CardyMow · 05/12/2010 20:54

mamatomany - I was diagnosed 7 years ago, at the age of 22, but my Neuro believes I had been undiagnosed since the age of 14yo. Mostly because at that point in my life I was busy being shuffled from foster home to foster home, and it was never picked up. If I had known I would have trained in a different area that wouldn't have been barred to me by law.

I am trying to make the best of it, but it's not always easy when I get comments from people like you that I am somehow at fault for the way my life has turned out, and that I had a choice in being diagnosed with epilepsy, or that DP could have chosen not to have LD's and ASD.

SantasMooningArse · 05/12/2010 20:55

'S'alright Wukter: have no intention to have any ,more kids.

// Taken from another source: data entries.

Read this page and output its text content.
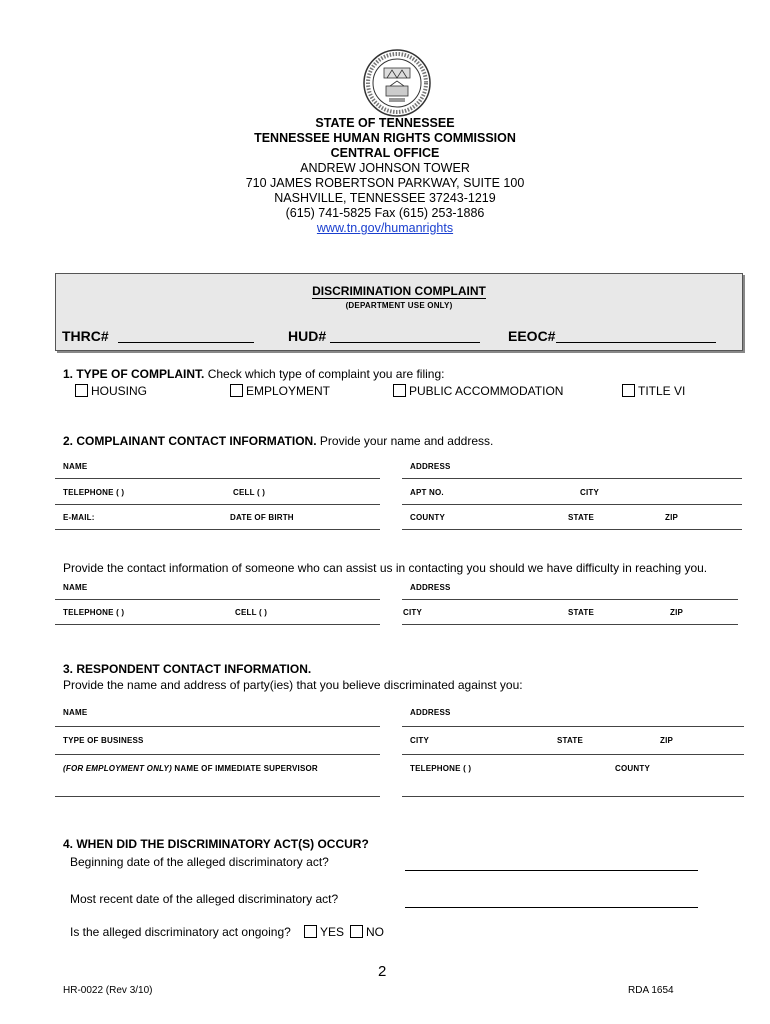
STATE OF TENNESSEE
TENNESSEE HUMAN RIGHTS COMMISSION
CENTRAL OFFICE
ANDREW JOHNSON TOWER
710 JAMES ROBERTSON PARKWAY, SUITE 100
NASHVILLE, TENNESSEE 37243-1219
(615) 741-5825 Fax (615) 253-1886
www.tn.gov/humanrights
DISCRIMINATION COMPLAINT
(DEPARTMENT USE ONLY)
THRC#	HUD#	EEOC#
1. TYPE OF COMPLAINT. Check which type of complaint you are filing:
HOUSING	EMPLOYMENT	PUBLIC ACCOMMODATION	TITLE VI
2. COMPLAINANT CONTACT INFORMATION. Provide your name and address.
NAME	ADDRESS
TELEPHONE ( )	CELL ( )	APT NO.	CITY
E-MAIL:	DATE OF BIRTH	COUNTY	STATE	ZIP
Provide the contact information of someone who can assist us in contacting you should we have difficulty in reaching you.
NAME	ADDRESS
TELEPHONE ( )	CELL ( )	CITY	STATE	ZIP
3. RESPONDENT CONTACT INFORMATION.
Provide the name and address of party(ies) that you believe discriminated against you:
NAME	ADDRESS
TYPE OF BUSINESS	CITY	STATE	ZIP
(FOR EMPLOYMENT ONLY) NAME OF IMMEDIATE SUPERVISOR	TELEPHONE ( )	COUNTY
4. WHEN DID THE DISCRIMINATORY ACT(S) OCCUR?
Beginning date of the alleged discriminatory act?
Most recent date of the alleged discriminatory act?
Is the alleged discriminatory act ongoing?	YES	NO
2
HR-0022 (Rev 3/10)	RDA 1654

In fact I am amzed that with a genetic disability and me unable to take hormonal methods we still don;t get bumped up teh NHS vasectomy list, 18 month wait here. I mean, you'd think- no?

OTOH they probably sussed that sn kids are pretty much as effective as contraception as anything else anyway LOL

walkinginaWUKTERwonderland · 05/12/2010 20:56

Grim lol from me at that Sancti.

CardyMow · 05/12/2010 20:56

OR that we could have chosen somehow for DD to be fully fit when her medical issues weren't diagnosed until she was between the ages of 6yo and 9yo, by which point I had already had the other 2 dc and had been diagnosed with epilepsy.